As the prosecution moved forward, the charge list expanded far beyond the counts that produced the final sentence. Local reporting on the plea agreement said Aanerud originally faced more than a dozen additional counts, including other murder, kidnapping, assault, arson and criminal sexual conduct allegations. In December 2025, he pleaded guilty to five charges: first-degree murder, kidnapping, first-degree burglary and two second-degree assault counts. In exchange, prosecutors agreed to dismiss many of the remaining charges at sentencing. That kind of agreement narrowed the issues for trial and guaranteed a life sentence on the murder count under Minnesota law, while also sparing witnesses and family members from a lengthy trial over facts that had already been laid out in the criminal complaint and investigative filings.

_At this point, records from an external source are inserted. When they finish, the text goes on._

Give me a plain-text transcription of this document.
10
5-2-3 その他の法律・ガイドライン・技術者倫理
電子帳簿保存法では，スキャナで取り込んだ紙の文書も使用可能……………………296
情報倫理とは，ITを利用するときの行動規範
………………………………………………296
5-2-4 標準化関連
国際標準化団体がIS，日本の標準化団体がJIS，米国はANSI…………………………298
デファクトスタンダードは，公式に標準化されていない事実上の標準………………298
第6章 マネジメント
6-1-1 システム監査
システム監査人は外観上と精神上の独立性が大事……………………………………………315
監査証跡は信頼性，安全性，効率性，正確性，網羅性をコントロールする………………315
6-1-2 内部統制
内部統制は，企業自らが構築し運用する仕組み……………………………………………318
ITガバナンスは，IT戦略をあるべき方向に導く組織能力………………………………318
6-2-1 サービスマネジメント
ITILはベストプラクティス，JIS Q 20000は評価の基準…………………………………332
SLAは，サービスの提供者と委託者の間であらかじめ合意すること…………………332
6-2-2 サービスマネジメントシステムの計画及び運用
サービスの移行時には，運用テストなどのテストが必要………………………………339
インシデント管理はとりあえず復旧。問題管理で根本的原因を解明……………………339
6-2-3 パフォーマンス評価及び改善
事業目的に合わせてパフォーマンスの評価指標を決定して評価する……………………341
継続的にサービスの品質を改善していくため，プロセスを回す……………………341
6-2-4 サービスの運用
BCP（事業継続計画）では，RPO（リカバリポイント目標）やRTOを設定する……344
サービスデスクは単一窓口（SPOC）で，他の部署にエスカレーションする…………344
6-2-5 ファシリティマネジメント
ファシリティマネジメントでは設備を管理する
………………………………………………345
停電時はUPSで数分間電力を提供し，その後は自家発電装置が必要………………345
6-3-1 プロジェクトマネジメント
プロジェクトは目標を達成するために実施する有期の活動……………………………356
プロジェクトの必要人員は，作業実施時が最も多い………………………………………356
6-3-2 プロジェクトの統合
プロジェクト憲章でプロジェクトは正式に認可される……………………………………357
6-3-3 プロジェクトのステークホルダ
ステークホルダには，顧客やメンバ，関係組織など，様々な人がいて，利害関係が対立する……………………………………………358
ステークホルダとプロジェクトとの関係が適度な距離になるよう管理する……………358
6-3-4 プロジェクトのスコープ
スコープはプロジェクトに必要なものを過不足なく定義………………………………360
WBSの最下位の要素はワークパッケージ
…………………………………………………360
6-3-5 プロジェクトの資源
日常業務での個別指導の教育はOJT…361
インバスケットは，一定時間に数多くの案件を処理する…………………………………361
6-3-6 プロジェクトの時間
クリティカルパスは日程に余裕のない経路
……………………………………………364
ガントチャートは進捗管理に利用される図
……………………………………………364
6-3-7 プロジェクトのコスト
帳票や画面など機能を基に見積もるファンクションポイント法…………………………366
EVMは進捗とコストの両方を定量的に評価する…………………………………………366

The sentence itself was severe but not unexpected after the plea. Aanerud was ordered to serve life in prison with the possibility of parole after 30 years. One local report said he also received credit for the roughly year and four months he had already spent in custody since his arrest in November 2024. Court coverage identified the hearing as the final major public step in the case, with the dismissed counts formally cleared as part of the agreement. The available reporting did not describe an extended courtroom statement from Aanerud, and public summaries of the hearing focused more on the sentence and the crimes than on any argument for leniency. By the time he was sentenced, the case was no longer about whether he would be convicted. It was about how the state would formally punish a series of acts that prosecutors said unfolded over a matter of hours and left lasting damage across several households.
The details of that night also explain why the case stayed in public memory long after the Amber Alert ended. Authorities said the attack involved several different settings in quick succession: the home where the woman lived with her children, the neighboring Maske property, the driveway where Maske was killed, the burning structure first responders saw as they tried to help him, and then the van moving away from Brainerd toward Little Falls. Each step widened the danger. Witnesses inside the Maske home described a rifle, threats and shots fired indoors. Deputies arriving for a reported shooting suddenly had to deal with a homicide scene, a fire scene and a missing-family emergency all at once. Even after the children were found safe, the larger story remained one of overlapping traumas, with a killing at the center and a pregnant woman and four children forced through the rest of it.
Now that Aanerud has been sentenced, the plea deal has been carried out, and the criminal prosecution has reached its final judgment unless future appeals or post-conviction filings emerge. The next public milestone, if any, would come through those later court proceedings rather than another trial.